Das gilt auch und sogar in noch stärkerem Maß für Paul Goodman. Heute, nachdem Goodmans literarische und politisch-philosophische Arbeit fast völlig in Vergessenheit geraten ist, ist es nur eine Frage der Zeit, wann er wieder für das, was er war und ist, anerkannt wird: nämlich als eine der einflussreichsten kritischen intellektuellen Stimmen in der Mitte unseres Jahrhunderts in Amerika und einer der vorbildlichsten Literaten.

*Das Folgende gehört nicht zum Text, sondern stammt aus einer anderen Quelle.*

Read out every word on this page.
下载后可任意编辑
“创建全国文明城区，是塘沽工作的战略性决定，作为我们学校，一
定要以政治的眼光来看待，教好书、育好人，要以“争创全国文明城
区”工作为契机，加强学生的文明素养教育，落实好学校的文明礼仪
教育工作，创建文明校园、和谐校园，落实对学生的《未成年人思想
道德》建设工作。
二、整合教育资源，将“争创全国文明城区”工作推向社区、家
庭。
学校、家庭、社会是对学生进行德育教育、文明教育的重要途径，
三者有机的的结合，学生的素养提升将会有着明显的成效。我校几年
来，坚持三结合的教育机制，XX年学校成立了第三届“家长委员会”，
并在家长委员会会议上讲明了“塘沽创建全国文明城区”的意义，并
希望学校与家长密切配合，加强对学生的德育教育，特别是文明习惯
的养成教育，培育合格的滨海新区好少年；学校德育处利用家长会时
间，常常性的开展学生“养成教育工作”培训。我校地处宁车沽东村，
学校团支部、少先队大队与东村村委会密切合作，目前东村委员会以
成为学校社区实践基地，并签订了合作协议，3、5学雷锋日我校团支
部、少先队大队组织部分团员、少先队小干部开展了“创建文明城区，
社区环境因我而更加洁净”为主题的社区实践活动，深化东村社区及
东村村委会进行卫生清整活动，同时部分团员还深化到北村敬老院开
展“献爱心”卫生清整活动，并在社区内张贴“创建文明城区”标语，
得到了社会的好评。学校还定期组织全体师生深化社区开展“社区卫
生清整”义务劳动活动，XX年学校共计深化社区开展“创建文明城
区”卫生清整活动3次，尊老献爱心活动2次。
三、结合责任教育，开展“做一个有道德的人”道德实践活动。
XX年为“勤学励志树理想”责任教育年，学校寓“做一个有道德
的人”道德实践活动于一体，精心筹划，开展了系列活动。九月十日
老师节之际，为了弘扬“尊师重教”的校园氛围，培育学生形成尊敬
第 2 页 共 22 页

Es war – um einen Vorgriff auf den nachfolgenden Text zu wagen – ein unendlich großer Verlust für die Gestalttherapie und tragisch für unsere Zeit, dass Goodman nicht lange genug lebte, um seine brillante Eloquenz und sein umfassendes intellektuelles Wissen im Hinblick auf die verschiedenen Probleme (oder die verschiedenen Manifestationen des gleichen Problems) des Individuums in der Gesellschaft unserer Zeit zum Tragen zu bringen. Es gerät heute leicht in Vergessenheit, dass Goodman als prophetischer Kritiker zu seiner Zeit keineswegs eine einsame Stimme in der Wüste war. Im Gegenteil, er beeinflusste die gesamte Bandbreite der Befreiungsbewegungen der Fünfziger- und Sechziger-Jahre auf sehr umfassende und direkte Weise – einschließlich der Bewegung zur Befreiung der Psychotherapie von der schalen Begrenztheit Freudscher Ausbildungsinstitute (die heute teilweise wegen des konkurrierenden Einflusses des Gestaltmodells viel weniger schal sind). Er prägte schließlich die Gemüter einer ganzen Generation, die im Gegensatz zu den gesamten autoritären Kräften jener Tage ihre eigene innere Abscheu gegen einen obszönen Krieg wandte. Wenn Goodman zur Zeit der Entstehung dieses Buches noch gelebt hätte, wäre er lediglich so alt wie Präsident Reagan. Diesen Vergleich auch nur auszusprechen, heißt, das anzuprangern, was diese Gesellschaft in der Lage ist, ihren besten Männern und Frauen anzutun.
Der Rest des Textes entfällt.